Everding: Ich denke, das kommt theoretisch nicht häufiger vor, als dass Bargeld geklaut wird. Wenn einer am Geldautomat abhebt und überfallen wird, dann hat das für ihn die gleichen Konsequenzen wie bei einem unerlaubten elektronischen Zugriff auf das Konto: Das Geld ist weg. Es wird nur anders wahrgenommen.

Wie wäre es bei kleinen Beträgen, etwa für den Straßenmusiker oder den Bettler mit Hut? Soll der sich dann ein Lesegerät anschaffen?

Everding: Ich denke, das ist eine Frage der Gewohnheit. Ein Bettler mit EC-Gerät wäre sonderbar, zugegeben. Das Bargeld wird auch nicht abgeschafft. Es wird immer einen gewissen Umlauf an Cash geben.

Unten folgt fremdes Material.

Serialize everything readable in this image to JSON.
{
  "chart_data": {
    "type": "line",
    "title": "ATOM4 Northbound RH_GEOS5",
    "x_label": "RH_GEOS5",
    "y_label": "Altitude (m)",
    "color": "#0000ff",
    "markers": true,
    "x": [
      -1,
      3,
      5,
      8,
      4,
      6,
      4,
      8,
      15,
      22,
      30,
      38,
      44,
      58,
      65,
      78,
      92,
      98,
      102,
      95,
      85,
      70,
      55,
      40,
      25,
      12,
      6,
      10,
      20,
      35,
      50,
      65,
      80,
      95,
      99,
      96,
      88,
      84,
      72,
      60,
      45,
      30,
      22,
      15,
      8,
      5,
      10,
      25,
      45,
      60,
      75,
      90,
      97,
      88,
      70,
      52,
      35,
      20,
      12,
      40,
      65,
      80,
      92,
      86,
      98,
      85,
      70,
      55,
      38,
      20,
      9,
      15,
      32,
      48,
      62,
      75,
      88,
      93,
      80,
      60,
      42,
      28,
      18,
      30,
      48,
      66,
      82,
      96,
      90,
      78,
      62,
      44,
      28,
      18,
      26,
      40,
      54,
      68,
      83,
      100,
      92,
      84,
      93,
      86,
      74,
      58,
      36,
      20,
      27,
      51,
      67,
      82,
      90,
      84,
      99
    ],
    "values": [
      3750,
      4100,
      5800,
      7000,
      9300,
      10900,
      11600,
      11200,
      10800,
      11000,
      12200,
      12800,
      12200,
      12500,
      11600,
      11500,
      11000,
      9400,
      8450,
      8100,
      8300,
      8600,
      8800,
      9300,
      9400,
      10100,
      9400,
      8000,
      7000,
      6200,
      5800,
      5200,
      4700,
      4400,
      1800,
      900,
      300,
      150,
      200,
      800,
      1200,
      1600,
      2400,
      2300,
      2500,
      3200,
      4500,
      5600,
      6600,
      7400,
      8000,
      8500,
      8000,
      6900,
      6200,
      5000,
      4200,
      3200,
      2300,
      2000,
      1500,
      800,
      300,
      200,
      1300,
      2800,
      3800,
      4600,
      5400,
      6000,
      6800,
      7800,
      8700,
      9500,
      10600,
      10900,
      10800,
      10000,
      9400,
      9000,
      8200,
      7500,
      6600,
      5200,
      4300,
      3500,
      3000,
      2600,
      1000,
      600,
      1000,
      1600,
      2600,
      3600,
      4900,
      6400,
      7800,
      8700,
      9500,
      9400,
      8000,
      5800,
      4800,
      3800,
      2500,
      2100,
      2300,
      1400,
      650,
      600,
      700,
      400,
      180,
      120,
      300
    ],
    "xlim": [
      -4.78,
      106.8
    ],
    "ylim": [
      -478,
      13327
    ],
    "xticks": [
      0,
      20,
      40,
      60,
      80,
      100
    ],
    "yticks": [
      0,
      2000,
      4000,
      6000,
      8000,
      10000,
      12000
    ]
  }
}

Wie erleben Sie die Diskussion im Kreis der Experten?

Everding: Bestimmte Dinge könnte man schon noch tun, wie die Abschaffung der Ein- und Zwei-Cent-Münzen, die nur Platz wegnehmen im Portemonnaie und stören. Beim Bezahlen haben sie keinen Sinn. Das zeigt auch das Beispiel Niederlande, wo das schon de facto der Fall ist. Insgesamt dürfte es aber in den kommende Jahren eine starke Entwicklung hin zum bargeldlosen Zahlen geben. Derzeit dürfte es in Deutschland 50:50 sein. Kleinere Beträge bis etwa 50 Euro gehen bar über den Tresen, größere Beträge lieber bargeldlos. Es ist auch eine Frage der Generationen. Ältere Menschen mögen lieber Bargeld als jüngere.

Gegen eine Einführung der 5000-Euro-Bargeld-Obergrenze haben sich etliche Branchen gewehrt, ist die Schwarzgeldproblematik aus Ihrer Sicht so groß?

Everding: Ich weiß es nicht im Detail, aber ich glaube, dass die wenigsten schon mal eine Transaktion über 5000 Euro mit Bargeld vorgenommen haben. Daher weiß ich nicht, ob es so viele Fälle in der Praxis gibt, bei denen solche Summen Bargeld eine Rolle spielen. Und wo es eine Rolle spielt, da ist man dann auch schnell in der Grauzone – wo viel Bargeld im Umlauf ist, gibt es häufig Gründe dafür.